In a rainfed wheat field on the Loess Plateau of China, N application and cultivars altered the SR. Ten years of N addition at a rate of 180 or 360 kg N ha⁻¹ increased the cumulative CO₂ flux. The seasonal SR was mainly controlled by the ST and LAI; the diurnal SR was mainly controlled by the ST and P_n.
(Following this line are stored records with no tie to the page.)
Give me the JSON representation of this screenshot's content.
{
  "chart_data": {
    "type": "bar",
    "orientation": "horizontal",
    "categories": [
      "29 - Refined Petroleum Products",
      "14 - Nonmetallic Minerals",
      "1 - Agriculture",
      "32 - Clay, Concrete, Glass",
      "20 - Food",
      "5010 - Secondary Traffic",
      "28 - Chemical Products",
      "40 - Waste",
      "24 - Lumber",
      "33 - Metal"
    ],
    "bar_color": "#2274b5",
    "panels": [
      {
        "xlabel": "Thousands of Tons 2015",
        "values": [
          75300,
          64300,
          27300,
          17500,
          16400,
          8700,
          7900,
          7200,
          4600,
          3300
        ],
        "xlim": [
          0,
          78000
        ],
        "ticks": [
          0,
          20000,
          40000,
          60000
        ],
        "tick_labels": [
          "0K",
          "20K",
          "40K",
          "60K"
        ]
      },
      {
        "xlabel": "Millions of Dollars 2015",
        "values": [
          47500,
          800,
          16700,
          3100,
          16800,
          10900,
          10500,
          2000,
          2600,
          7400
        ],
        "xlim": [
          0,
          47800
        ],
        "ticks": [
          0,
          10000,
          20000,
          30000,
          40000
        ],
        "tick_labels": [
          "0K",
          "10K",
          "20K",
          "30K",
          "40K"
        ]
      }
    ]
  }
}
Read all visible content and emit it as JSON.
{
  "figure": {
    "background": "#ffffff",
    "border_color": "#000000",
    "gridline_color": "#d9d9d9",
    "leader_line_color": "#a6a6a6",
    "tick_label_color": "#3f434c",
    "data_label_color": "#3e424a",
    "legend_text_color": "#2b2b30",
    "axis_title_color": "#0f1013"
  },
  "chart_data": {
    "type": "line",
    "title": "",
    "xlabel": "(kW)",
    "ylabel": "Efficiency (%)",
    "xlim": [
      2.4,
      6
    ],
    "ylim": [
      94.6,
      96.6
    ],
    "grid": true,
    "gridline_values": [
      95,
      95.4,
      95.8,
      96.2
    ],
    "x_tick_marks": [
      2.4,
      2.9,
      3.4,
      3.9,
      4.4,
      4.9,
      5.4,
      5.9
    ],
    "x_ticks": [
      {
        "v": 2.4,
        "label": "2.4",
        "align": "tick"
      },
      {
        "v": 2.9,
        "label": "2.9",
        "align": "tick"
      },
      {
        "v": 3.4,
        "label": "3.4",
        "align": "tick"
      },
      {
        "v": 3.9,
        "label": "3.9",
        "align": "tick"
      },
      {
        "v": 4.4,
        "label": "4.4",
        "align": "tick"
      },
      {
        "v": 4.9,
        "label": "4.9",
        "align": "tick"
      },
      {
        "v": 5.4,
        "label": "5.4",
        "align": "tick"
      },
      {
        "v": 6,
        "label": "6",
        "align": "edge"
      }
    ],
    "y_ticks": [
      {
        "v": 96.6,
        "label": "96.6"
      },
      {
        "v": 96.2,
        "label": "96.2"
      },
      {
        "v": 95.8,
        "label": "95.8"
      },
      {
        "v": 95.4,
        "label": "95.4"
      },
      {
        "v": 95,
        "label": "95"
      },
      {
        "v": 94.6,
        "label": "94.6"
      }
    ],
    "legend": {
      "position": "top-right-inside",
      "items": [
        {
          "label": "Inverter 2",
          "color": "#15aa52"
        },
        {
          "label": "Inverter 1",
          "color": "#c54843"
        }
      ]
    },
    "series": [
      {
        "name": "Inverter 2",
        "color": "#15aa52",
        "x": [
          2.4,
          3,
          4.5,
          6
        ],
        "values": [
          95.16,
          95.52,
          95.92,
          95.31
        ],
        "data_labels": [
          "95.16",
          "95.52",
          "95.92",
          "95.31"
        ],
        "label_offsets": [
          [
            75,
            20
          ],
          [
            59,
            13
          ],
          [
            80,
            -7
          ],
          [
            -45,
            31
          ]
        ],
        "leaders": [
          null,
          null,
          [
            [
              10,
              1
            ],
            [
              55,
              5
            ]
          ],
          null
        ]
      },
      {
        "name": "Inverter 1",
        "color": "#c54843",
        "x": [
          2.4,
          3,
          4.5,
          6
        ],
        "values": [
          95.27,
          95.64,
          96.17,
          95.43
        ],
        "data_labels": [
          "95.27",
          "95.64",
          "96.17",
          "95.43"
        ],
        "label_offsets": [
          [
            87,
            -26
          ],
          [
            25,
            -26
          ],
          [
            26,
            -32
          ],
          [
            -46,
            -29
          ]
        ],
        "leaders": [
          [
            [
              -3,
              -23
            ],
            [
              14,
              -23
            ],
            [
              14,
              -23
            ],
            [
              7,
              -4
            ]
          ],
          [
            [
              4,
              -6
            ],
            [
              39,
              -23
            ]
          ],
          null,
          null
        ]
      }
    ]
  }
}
A long-term N application stimulated SR by increasing the LAI and Q₁₀. The diurnal and seasonal increases in STs may stimulate greater SRs in ZM plots than in CH plots due to the improvement in the LAI and water consumption under long-term N addition. Overall, N application at a rate of 360 kg N ha⁻¹ year⁻¹ did not reach the threshold for limiting SR in the investigated semi-humid rainfed wheat cropland. Our findings provide a basis for further understanding the CO₂ emission patterns and control mechanisms of wheat fields in semi-humid regions under long-term N addition.